Enhancing school curriculum to help kids navigate Internet
To ensure children and youth are equipped with the right skills to navigate the online world, the Ministry of Education (MOE) will be enhancing cyber wellness education.
A new Character and Citizenship Education curriculum will place greater emphasis on cyber wellness.
There will be more time spent on cyber wellness in schools and the curriculum will include interactive videos and discussion topics on the subject.
Speaking during the debate on the ministry's budget in Parliament yesterday, Education Minister Ong Ye Kung talked about the need to ensure that children and youth are equipped with the skills needed to navigate a social media landscape that is sometimes not very social.

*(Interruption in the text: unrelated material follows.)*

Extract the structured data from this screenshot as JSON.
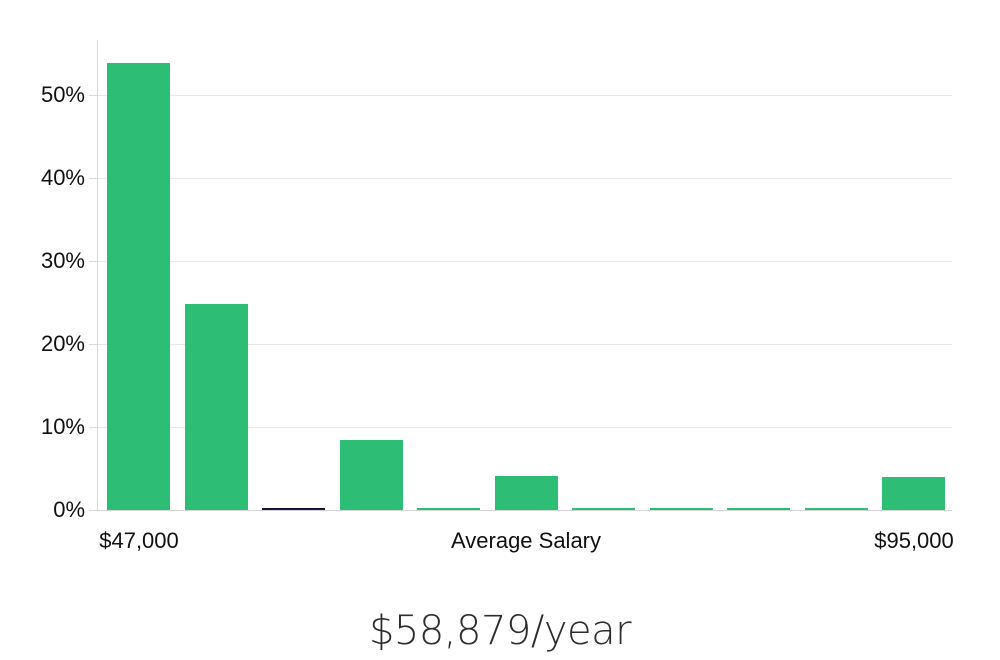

Likening the duality of physical and online life to that of Bruce Wayne and Batman, Mr Ong said: "They (children and youth) have one real world life that parents can see and another one online, which they spend a lot of time on that parents do not see. As adults who did not grow up in this space, I don't think we fully understand it."
He added that with a powerful device in each child's hands, they can decide to use it to acquire knowledge for learning, or access undesirable materials.
They can use it to keep in touch with family and friends, or become addicted to digital entertainment. Youngsters can also record meaningful memories, or intrude into the privacy of others, or worse, commit a sexual offence.
The new curriculum will be progressively implemented in all primary and secondary schools from next year. Schools will spend about 50 per cent more time discussing cyber wellness issues with students.
One of the schools that has piloted such a programme is New Town Secondary School.
Vice-principal Yong Kek Shoong told TNP: "We wish to teach students that the online space is an expression and extension of oneself, and one's online behaviour can have consequences offline."
He stressed that this is especially in the case of cyber shaming or cyber bullying.
Mr Ow Gan Pin, head of department of Character and Citizenship Education at Dunearn Secondary, said: "While we are exposed to the many benefits of the online world, there are some trade-offs such as encountering negative experiences.
"Such experiences can impact one's mental health. For instance, one may become distressed when he or she is being ostracised online, or if he or she is the target of frequent rude and nasty online remarks."
He said together with a strengthened mental health programme, the cyber wellness curriculum will help children and youth develop the necessary skills and tools to be more resilient in the digital age.